BHP Group's nickel sulfate plant south of Perth, Australia. The company is ramping up its nickel business as demand grows for electric vehicles.   © Reuters

Indeed, the company is shifting its focus to nickel, used in lithium-ion batteries for electric vehicles. On July 22, it announced plans to supply an unspecified amount of nickel mined and processed in Western Australia to Tesla, the world's largest EV maker.

"Demand for nickel in batteries is estimated to grow by over 500% over the next decade, in large part to support the world's rising demand for electric vehicles," said BHP Chief Commercial Officer Vandita Pant.

Days later, on July 27, BHP announced it made an offer to acquire Canadian mining company Noront Resources for 325 million Canadian dollars ($259 million). It acquired nickel assets in Western Australia from Russia's Norilsk Nickel last year.

BHP plans to bolster its ability to process the material as well. A source familiar with the matter said the company would soon start producing nickel sulfate, used in lithium-ion battery nodes, at a new plant in Western Australia.

These strategic moves come as the company's rivals dump fossil fuel-related assets and turn their focus toward decarbonization. Rio Tinto exited the coal business in 2018, and Australian mining major Fortescue Metals Group looks to start producing and exporting hydrogen as early as 2023.

BHP aims to turn nickel, which it deems a "future-facing" commodity, into its next driver for growth amid the industrywide shift toward decarbonization.

Yet concerns persist.

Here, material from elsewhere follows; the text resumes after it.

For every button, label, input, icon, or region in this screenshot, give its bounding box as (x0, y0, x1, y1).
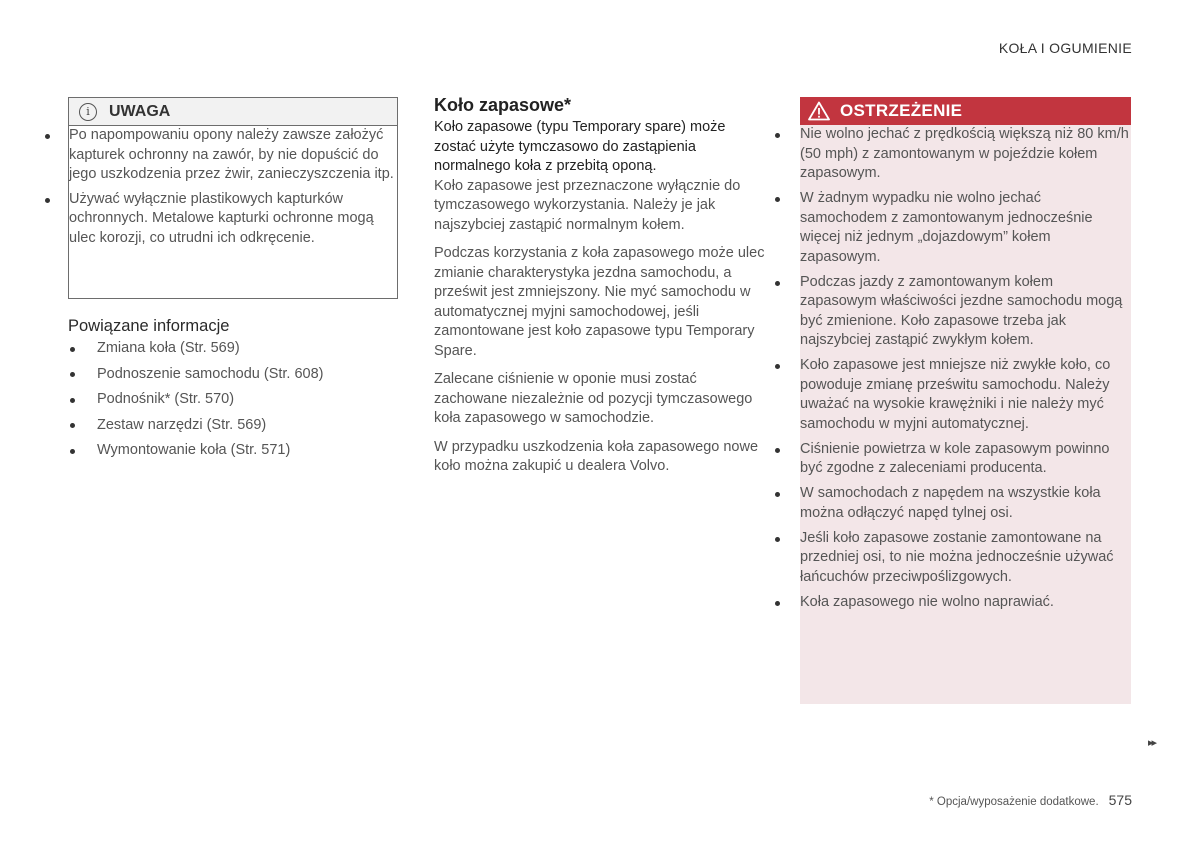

Noront's assets in Canada, for instance, are located in an area well known for its rich deposits. But the area also presents logistical challenges like underdeveloped port infrastructure, according to a source familiar with the matter. BHP may need to make additional investments if Noront accepts its offer.

In addition, BHP's reliance on the Chinese market in iron ore, which generated roughly half its revenue and 65% of EBITDA in the fiscal year ended June, poses risks.

Australian ore is currently trading at about $160 per ton on strong Chinese demand. But "probably toward the middle of this decade you will see a plateauing and then a move into the decline of Chinese steel demand," BHP CEO Mike Henry previously said. The company's iron ore business suffered a major hit to its earnings when prices plunged in the year ended June 2016.